The agent sneered at her but holstered his gun. Then he went out and shut the door.
“What?” she called over the side of the tub. “No apology?”
About five minutes later, the door opened again.
The squatty one must have picked the short straw. He stood back with his feet braced apart like he thought she was going to rush him. He looked so nervous, she hoped they didn’t allow him to keep real bullets in his gun. Thankfully, he hadn’t drawn that weapon, yet.
She climbed out of the tub and stretched.
Squatty nodded the direction she was supposed to go. She wanted to yell boo! at him as she passed, but she was afraid she’d get shot for it. Some laughs just aren’t worth dying for, but she couldn’t help holding up her hands and shaking them.

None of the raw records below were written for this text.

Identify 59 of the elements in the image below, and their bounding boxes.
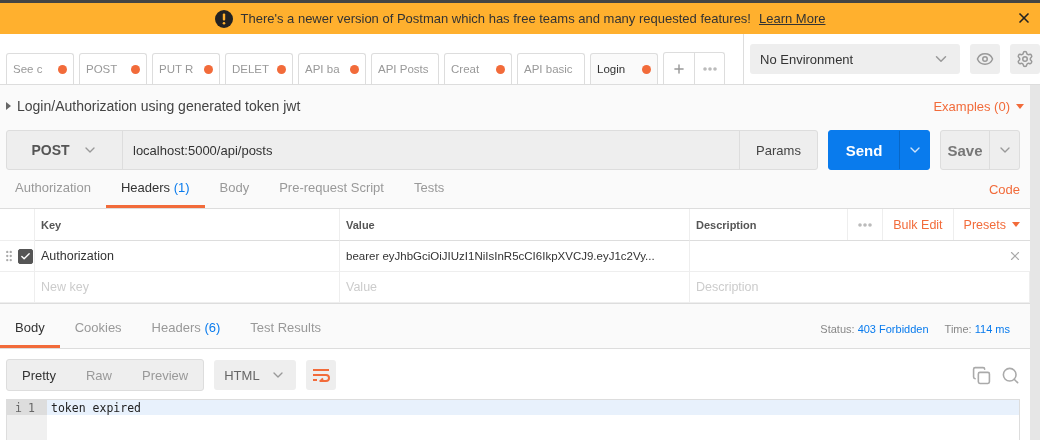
presets-link[interactable]: Presets — [952, 209, 1030, 240]
eye-button[interactable] — [970, 44, 1000, 74]
plus-icon — [672, 61, 686, 76]
view-mode-button[interactable]: Preview — [127, 360, 204, 390]
bulk-edit-link[interactable]: Bulk Edit — [882, 209, 953, 240]
learn-more-link[interactable]: Learn More — [759, 11, 826, 26]
info-marker: i — [15, 400, 22, 415]
copy-icon[interactable] — [972, 365, 991, 385]
request-section-tab[interactable]: Authorization — [0, 170, 106, 208]
response-tab[interactable]: Cookies — [59, 310, 137, 348]
code-link[interactable]: Code — [988, 181, 1020, 197]
column-header: Key — [35, 209, 340, 241]
url-field[interactable]: POST localhost:5000/api/posts Params — [6, 130, 818, 170]
caret-icon — [1012, 222, 1020, 227]
alert-icon — [214, 9, 233, 28]
request-tab[interactable]: API Posts — [371, 53, 439, 84]
request-tab[interactable]: See c — [6, 53, 74, 84]
request-tab[interactable]: Creat — [444, 53, 512, 84]
view-mode-button[interactable]: Raw — [70, 360, 127, 390]
search-icon[interactable] — [1001, 365, 1020, 385]
caret-icon — [1016, 103, 1024, 109]
table-cell[interactable]: Authorization — [35, 241, 340, 272]
examples-link[interactable]: Examples (0) — [933, 98, 1024, 114]
ellipsis-icon — [858, 222, 873, 227]
column-header: Value — [340, 209, 690, 241]
check-icon — [20, 250, 31, 262]
request-tab[interactable]: API basic — [517, 53, 585, 84]
request-tab[interactable]: POST — [79, 53, 147, 84]
request-section-tab[interactable]: Body — [204, 170, 265, 208]
request-tab[interactable]: DELET — [225, 53, 293, 84]
ellipsis-icon — [702, 66, 717, 71]
settings-button[interactable] — [1010, 44, 1040, 74]
close-icon — [1016, 10, 1032, 26]
method-select[interactable]: POST — [7, 131, 123, 169]
wrap-lines-icon — [311, 368, 330, 382]
delete-row-icon[interactable] — [1008, 249, 1022, 263]
request-tab[interactable]: Login — [590, 53, 658, 84]
request-tab[interactable]: API ba — [298, 53, 366, 84]
banner-message: There's a newer version of Postman which has free teams and many requested features! — [240, 11, 751, 26]
request-title[interactable]: Login/Authorization using generated token jwt — [17, 98, 301, 114]
request-section-tab[interactable]: Pre-request Script — [264, 170, 399, 208]
eye-icon — [976, 50, 994, 68]
status-text: Status: 403 Forbidden — [820, 323, 929, 335]
response-tab[interactable]: Test Results — [235, 310, 337, 348]
time-text: Time: 114 ms — [944, 323, 1010, 335]
params-button[interactable]: Params — [739, 131, 817, 169]
environment-select[interactable]: No Environment — [750, 44, 960, 74]
request-tab[interactable]: PUT R — [152, 53, 220, 84]
view-mode-button[interactable]: Pretty — [7, 360, 71, 390]
line-number: 1 — [27, 400, 35, 415]
settings-icon — [1016, 50, 1034, 68]
column-header: Description — [696, 218, 758, 231]
caret-icon[interactable] — [6, 102, 11, 110]
response-tab[interactable]: Headers (6) — [136, 310, 236, 348]
row-checkbox[interactable] — [18, 248, 33, 264]
wrap-lines-button[interactable] — [305, 360, 336, 390]
table-cell[interactable]: bearer eyJhbGciOiJIUzI1NiIsInR5cCI6IkpXVCJ9.eyJ1c2Vy... — [340, 241, 690, 272]
request-section-tab[interactable]: Tests — [398, 170, 460, 208]
format-select[interactable]: HTML — [214, 360, 296, 390]
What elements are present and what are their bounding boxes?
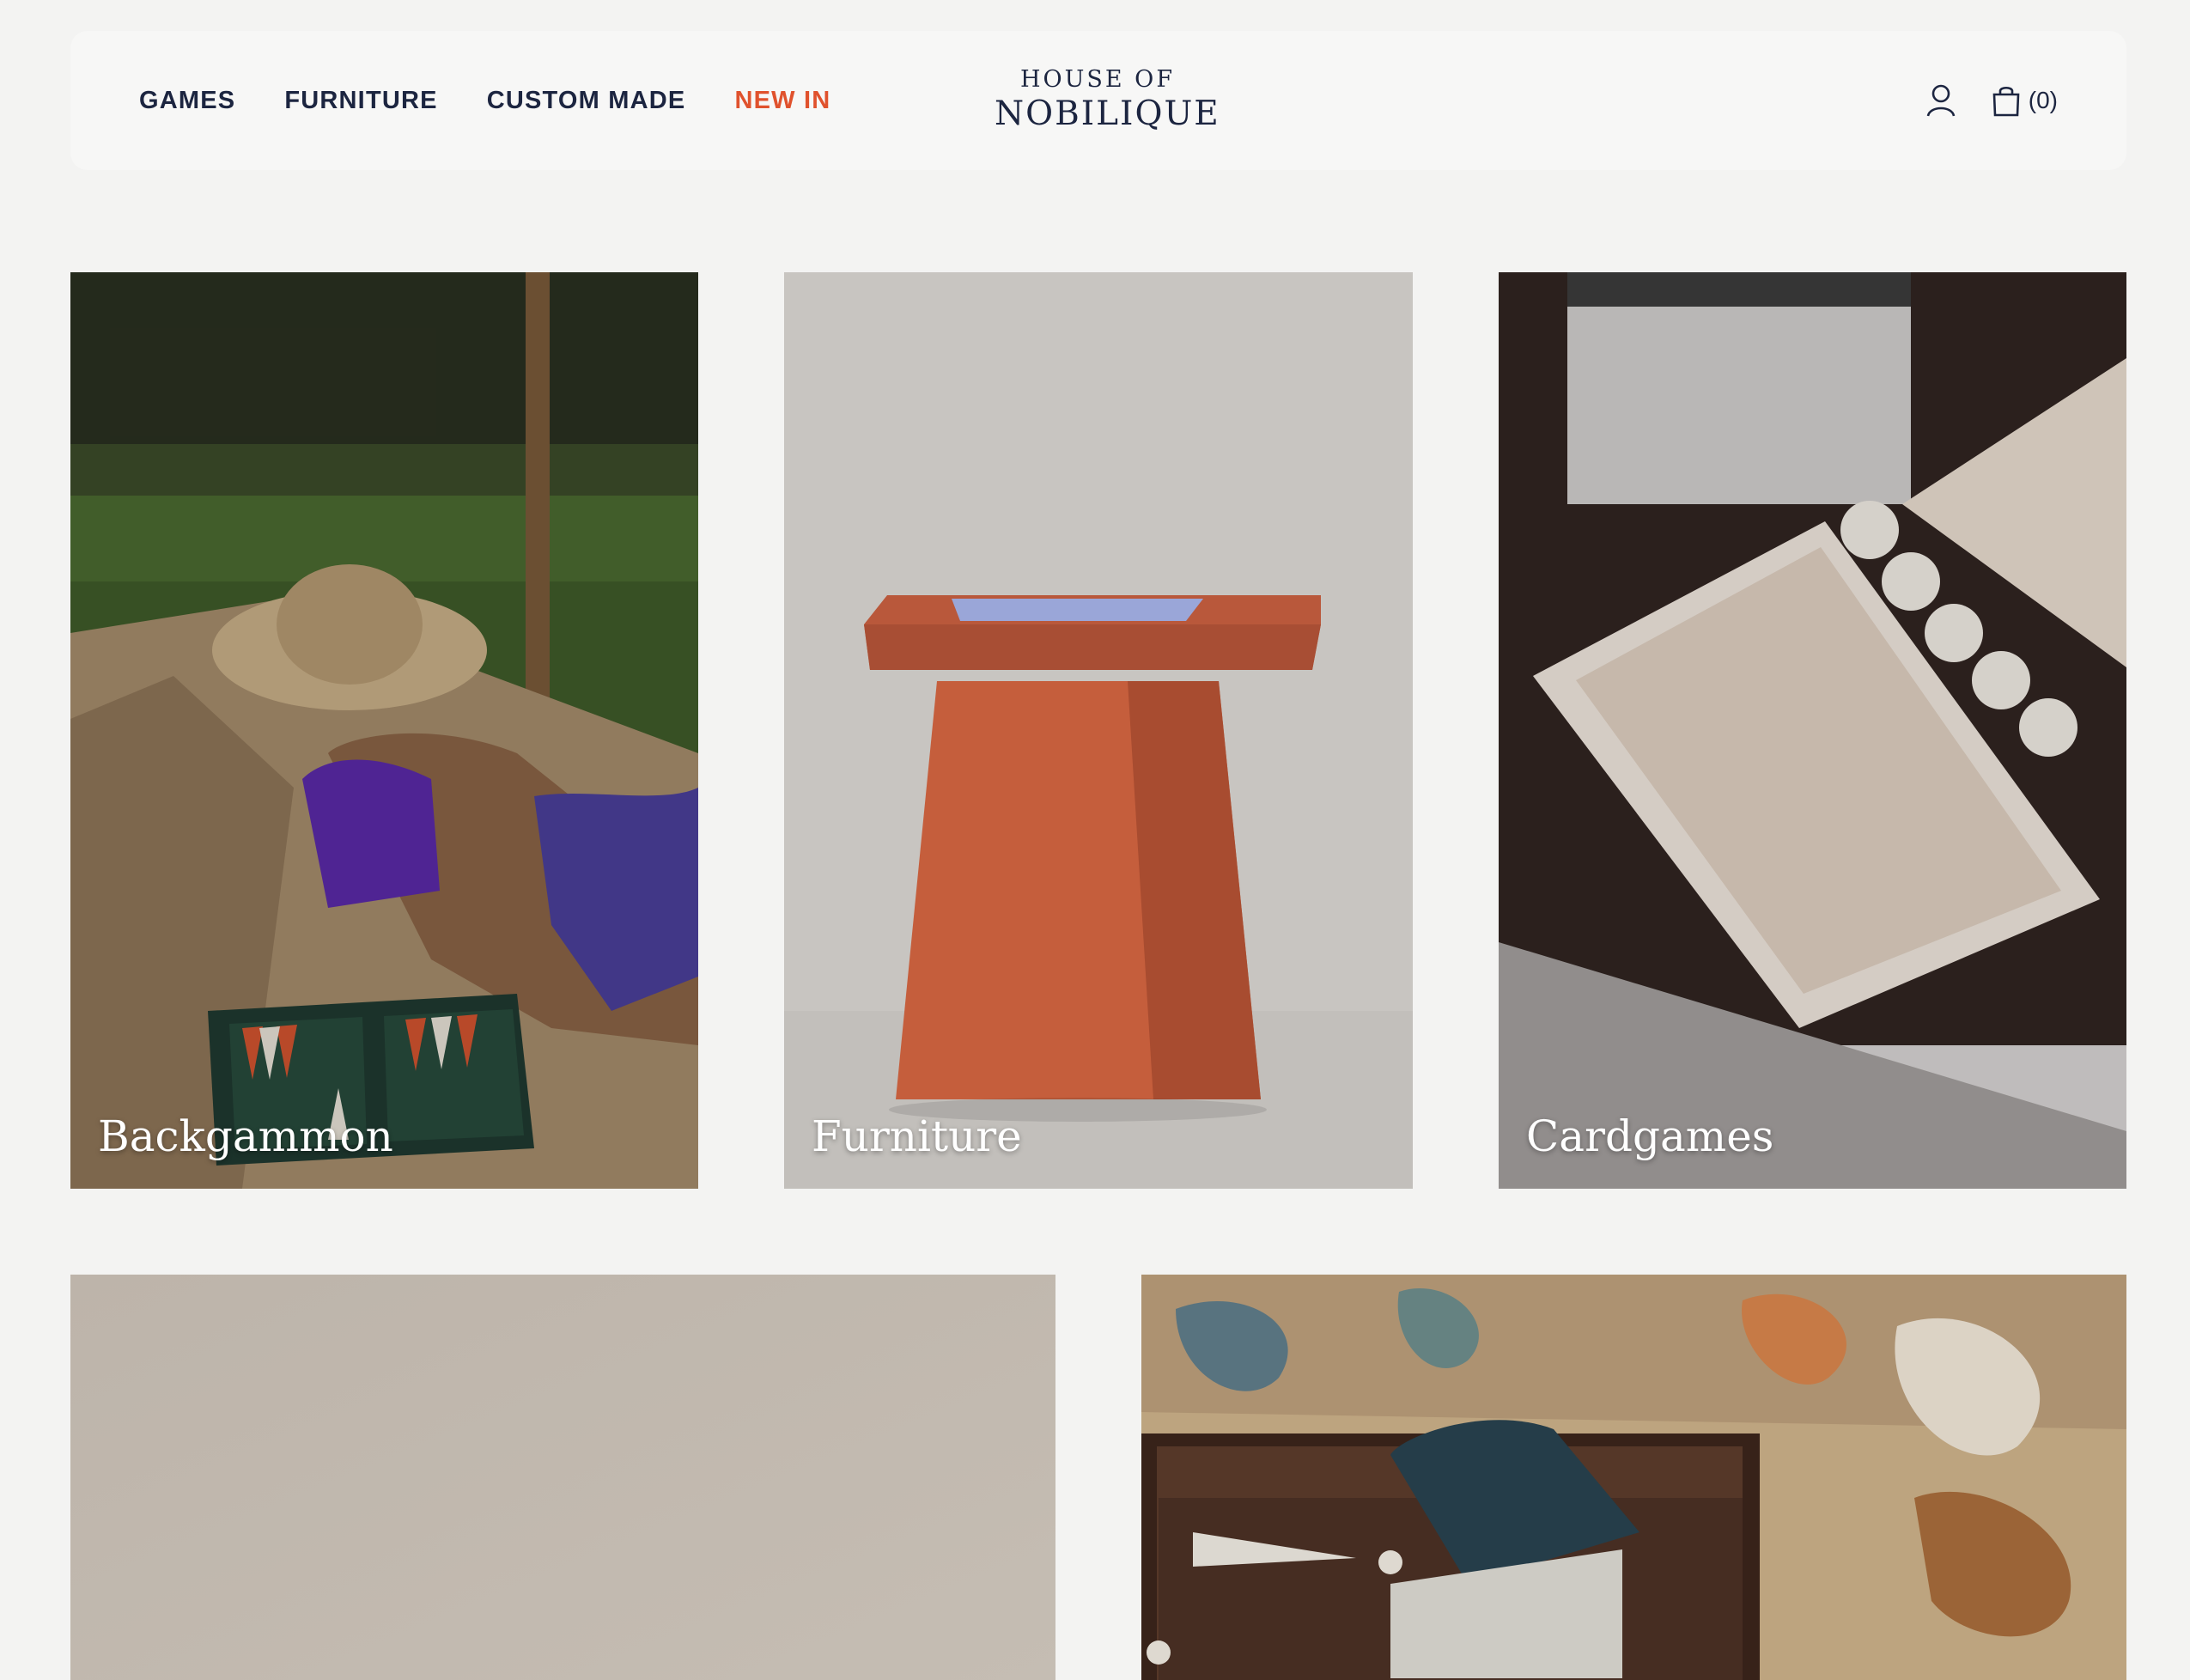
site-header: GAMES FURNITURE CUSTOM MADE NEW IN HOUSE…: [70, 31, 2126, 170]
page: GAMES FURNITURE CUSTOM MADE NEW IN HOUSE…: [0, 0, 2190, 1680]
category-tile-backgammon[interactable]: Backgammon: [70, 272, 698, 1189]
cart-button[interactable]: (0): [1991, 84, 2058, 117]
category-tile-5[interactable]: [1141, 1275, 2126, 1680]
brand-logo[interactable]: HOUSE OF NOBILIQUE: [995, 65, 1220, 134]
nav-new-in[interactable]: NEW IN: [734, 87, 830, 115]
category-tile-4[interactable]: [70, 1275, 1055, 1680]
chess-table-image: [784, 272, 1413, 1189]
nav-furniture[interactable]: FURNITURE: [284, 87, 437, 115]
logo-line-1: HOUSE OF: [1019, 66, 1176, 93]
user-icon: [1926, 84, 1956, 117]
shopping-bag-icon: [1992, 86, 2020, 117]
logo-line-2: NOBILIQUE: [995, 94, 1220, 133]
main-nav: GAMES FURNITURE CUSTOM MADE NEW IN: [139, 31, 830, 170]
nav-games[interactable]: GAMES: [139, 87, 235, 115]
tile-label-backgammon: Backgammon: [98, 1111, 393, 1161]
cart-count: (0): [2028, 87, 2058, 113]
tile-label-furniture: Furniture: [812, 1111, 1022, 1161]
backgammon-fabric-image: [1141, 1275, 2126, 1680]
category-tile-cardgames[interactable]: Cardgames: [1499, 272, 2126, 1189]
category-tile-furniture[interactable]: Furniture: [784, 272, 1413, 1189]
beige-backdrop-image: [70, 1275, 1055, 1680]
account-button[interactable]: [1925, 83, 1956, 118]
tile-label-cardgames: Cardgames: [1526, 1111, 1774, 1161]
card-box-image: [1499, 272, 2126, 1189]
header-utilities: (0): [1925, 31, 2058, 170]
nav-custom-made[interactable]: CUSTOM MADE: [487, 87, 686, 115]
backgammon-lifestyle-image: [70, 272, 698, 1189]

“Uh, oh. Where’d my handcuffs go?”
Squatty’s eyes bulged and she thought he was going to pee himself. Then he frowned. He must have remembered she hadn’t been cuffed in the first place.
She chuckled while he nudged her down the wide hallway and into a large study. The very handsome middle-aged man in the suit sat behind the desk and smiled. He’d been the same man who’d been sitting in the great hall when they’d all been escorted out of the cellar.
She smiled back.
Behind her right foot, something snorted, and she jumped. But it wasn’t an animal—it was Quinn. He was lying on his stomach with his hands cuffed behind him. His head was up, though, and he winked.
She was thrilled to see him and worried about the handcuffs, but with as nervous as everyone seemed to be, she didn’t dare kneel next to him. Since their little conversation in the bathroom, he’d taken the time to change into jeans, but he still had on the loose yellow shirt he’d been wearing since they’d returned from Muirsglen. And he was barefoot.
Nice jeans, she thought, but she’d have to study them later.
She turned back to the suit. “What did he do?”
The man’s smile turned into a grin. She didn’t trust him worth spit.
“Assaulted one of my men,” he said.
“Allegedly,” Quinn said cheerfully.
“Well, I’m not about to disbelieve my own agent, Mr. Ross. And I doubt he bloodied his own nose.”